Like Willard Scott without the jam, Wexler tracks down centenarians, including the world’s oldest living human (who, not surprisingly, has since died) as well as scientists, a medium, and a specialist who calls himself a “biggerontologist.” Through studying the people of Okinawa, Japan, where life expectancy greatly exceeds America’s, Wexler gleans the idea that cutting way back on calories and eating fresh fish and vegetables might be the way to go. (Alert viewers will note the lack of a “Breaking News” crawl.) But that doesn’t account for Buster Martin, a 101-year-old Brit who smokes, drinks (anything but water), eats red meat, and runs marathons—with periodic cigarette breaks, of course.

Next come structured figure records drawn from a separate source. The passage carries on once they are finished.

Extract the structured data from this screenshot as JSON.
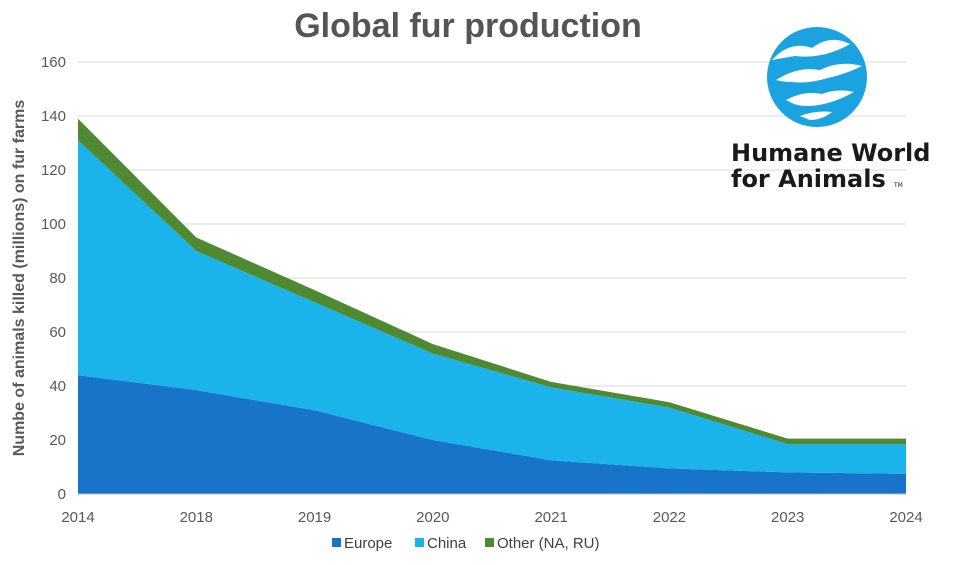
{
  "chart_data": {
    "type": "area",
    "stacked": true,
    "title": "Global fur production",
    "xlabel": "",
    "ylabel": "Numbe of animals killed (millions) on fur farms",
    "categories": [
      "2014",
      "2018",
      "2019",
      "2020",
      "2021",
      "2022",
      "2023",
      "2024"
    ],
    "series": [
      {
        "name": "Europe",
        "color": "#1874C8",
        "values": [
          44,
          38.5,
          31,
          20,
          12.5,
          9.5,
          8,
          7.5
        ]
      },
      {
        "name": "China",
        "color": "#1AB3EC",
        "values": [
          87,
          51.5,
          40,
          32,
          27,
          22.5,
          10.5,
          11
        ]
      },
      {
        "name": "Other (NA, RU)",
        "color": "#4F8A33",
        "values": [
          8,
          5,
          4.5,
          3.5,
          2,
          2,
          2,
          2
        ]
      }
    ],
    "ylim": [
      0,
      160
    ],
    "yticks": [
      0,
      20,
      40,
      60,
      80,
      100,
      120,
      140,
      160
    ],
    "grid": true,
    "legend": "bottom"
  },
  "logo": {
    "line1": "Humane World",
    "line2": "for Animals",
    "trademark": "TM",
    "color": "#1AA3E0"
  }
}
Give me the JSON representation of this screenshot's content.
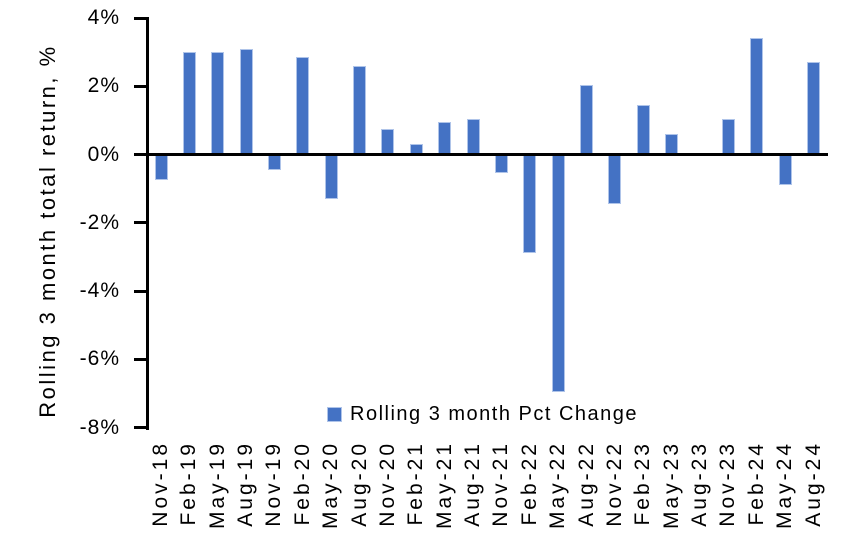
{
  "chart_data": {
    "type": "bar",
    "title": "",
    "xlabel": "",
    "ylabel": "Rolling 3 month total return, %",
    "ylim": [
      -8,
      4
    ],
    "ytick_step": 2,
    "yticks": [
      {
        "value": 4,
        "label": "4%"
      },
      {
        "value": 2,
        "label": "2%"
      },
      {
        "value": 0,
        "label": "0%"
      },
      {
        "value": -2,
        "label": "-2%"
      },
      {
        "value": -4,
        "label": "-4%"
      },
      {
        "value": -6,
        "label": "-6%"
      },
      {
        "value": -8,
        "label": "-8%"
      }
    ],
    "categories": [
      "Nov-18",
      "Feb-19",
      "May-19",
      "Aug-19",
      "Nov-19",
      "Feb-20",
      "May-20",
      "Aug-20",
      "Nov-20",
      "Feb-21",
      "May-21",
      "Aug-21",
      "Nov-21",
      "Feb-22",
      "May-22",
      "Aug-22",
      "Nov-22",
      "Feb-23",
      "May-23",
      "Aug-23",
      "Nov-23",
      "Feb-24",
      "May-24",
      "Aug-24"
    ],
    "values": [
      -0.75,
      3.0,
      3.0,
      3.1,
      -0.45,
      2.85,
      -1.3,
      2.6,
      0.75,
      0.3,
      0.95,
      1.05,
      -0.55,
      -2.9,
      -6.95,
      2.05,
      -1.45,
      1.45,
      0.6,
      0.0,
      1.05,
      3.4,
      -0.9,
      2.7
    ],
    "series_name": "Rolling 3 month Pct Change",
    "legend": {
      "label": "Rolling 3 month Pct Change",
      "position": "bottom-center"
    },
    "grid": false,
    "colors": {
      "bar_fill": "#4472C4",
      "bar_border": "#AFC4E9",
      "axis": "#000000",
      "text": "#000000",
      "background": "#FFFFFF"
    }
  }
}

As anyone who reads the paper can tell you, the science of what does and doesn’t prolong life is an open book, rewritten almost daily, with experts staking claims on opposite ends of the behavioral spectrum: Either do this and avoid that, or the converse, or neither. Wexler’s superficial survey adds nothing to that flood of data, and only a little to a philosophical understanding of mortality. The Guinness Book Of World Records employee in charge of awarding the world’s-oldest crown shares what he calls “the 90 percent solution”—give 90 percent, 90 percent of the time—for keeping busy without burning out. Writer Pico Iyer, whom Wexler identifies as a good friend, likens the anti-aging quest to a child’s attempts to shirk bedtime, which has the fringe benefit of making the hour-plus before his observation seem like an utter waste of time. Wexler breaks the cardinal rule of first-person documentaries: Don’t make yourself the subject unless you’re worth paying attention to.